What about Apache girls? Did they exist?

What do you mean? he says.

You only talk about Apache men, and sometimes Apache boys, so were there any girls?

He thinks for a moment, and finally says:

Of course. There’s Lozen.

 

He tells her that Lozen was the best Apache girl, the bravest. Her name meant “dexterous horse thief.” She grew up during a tough time for the Apaches, after the Mexican government had placed a bounty on Apache scalps, and paid large sums for their long black hair. They never got Lozen’s, though; she was too quick and too smart.

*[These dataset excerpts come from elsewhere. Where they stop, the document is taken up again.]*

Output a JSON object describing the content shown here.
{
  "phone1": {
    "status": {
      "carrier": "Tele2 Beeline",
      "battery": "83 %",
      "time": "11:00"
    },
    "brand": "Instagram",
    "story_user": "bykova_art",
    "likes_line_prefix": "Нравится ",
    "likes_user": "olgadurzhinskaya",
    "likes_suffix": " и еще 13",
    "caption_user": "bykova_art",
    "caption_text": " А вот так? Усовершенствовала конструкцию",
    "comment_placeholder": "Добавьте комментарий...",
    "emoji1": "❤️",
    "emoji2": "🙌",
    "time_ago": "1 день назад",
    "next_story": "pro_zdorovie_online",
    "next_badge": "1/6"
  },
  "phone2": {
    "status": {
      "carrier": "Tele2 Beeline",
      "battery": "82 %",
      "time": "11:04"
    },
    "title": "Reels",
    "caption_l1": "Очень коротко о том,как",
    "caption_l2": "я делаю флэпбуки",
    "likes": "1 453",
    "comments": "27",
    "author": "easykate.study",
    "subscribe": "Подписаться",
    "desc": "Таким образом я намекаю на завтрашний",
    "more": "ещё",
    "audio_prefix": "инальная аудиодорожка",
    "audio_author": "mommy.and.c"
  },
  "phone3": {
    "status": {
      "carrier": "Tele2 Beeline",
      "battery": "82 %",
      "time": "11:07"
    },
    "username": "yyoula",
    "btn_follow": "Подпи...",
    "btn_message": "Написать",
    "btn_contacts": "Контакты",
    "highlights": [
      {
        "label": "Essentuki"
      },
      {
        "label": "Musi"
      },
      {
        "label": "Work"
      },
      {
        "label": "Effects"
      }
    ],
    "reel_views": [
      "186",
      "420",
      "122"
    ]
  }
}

Did she have long or short hair?

She wore her hair in two long braids. She was known to be a clairvoyant, who knew when danger was upon her people and always steered them out of trouble. She was also a warrior, and a healer. And when she got older, she became a midwife.

What’s a midwife? the girl asks.

Someone who delivers babies, says my husband.

Like the postwoman?

Yes, he says, like the postwoman.


FOOTPRINTS

In the first town we pass through, deep into Virginia, we see more churches than people, and more signs for places than places themselves. Everything looks like it’s been hollowed out and gutted from the inside out, and what remains are only the words: names of things pointing toward a vacuum. We’re driving through a country made up only of signs. One such sign announces a family-owned restaurant and promises hospitality; behind it, nothing but a dilapidated iron structure beams beautiful in the sunlight.

After miles of passing abandoned gas stations, bushes sprouting through every crack in the cement, we come to one that seems only partly abandoned. We park next to the single operational fuel dispenser and step out of the car to stretch our legs. The girl stays inside, seeing her chance to sit behind the wheel while my husband fills the tank. The boy and I fiddle with his new camera outside.

What am I supposed to do? he asks.

I tell him—trying to translate between a language I know well and a language I know little about—that he just needs to think of photographing as if he were recording the sound of an echo. But in truth, it’s difficult to draw parallels between sonography and photography. A camera can capture an entire portion of a landscape in a single impression; but a microphone, even a parabolic one, can sample only fragments and details.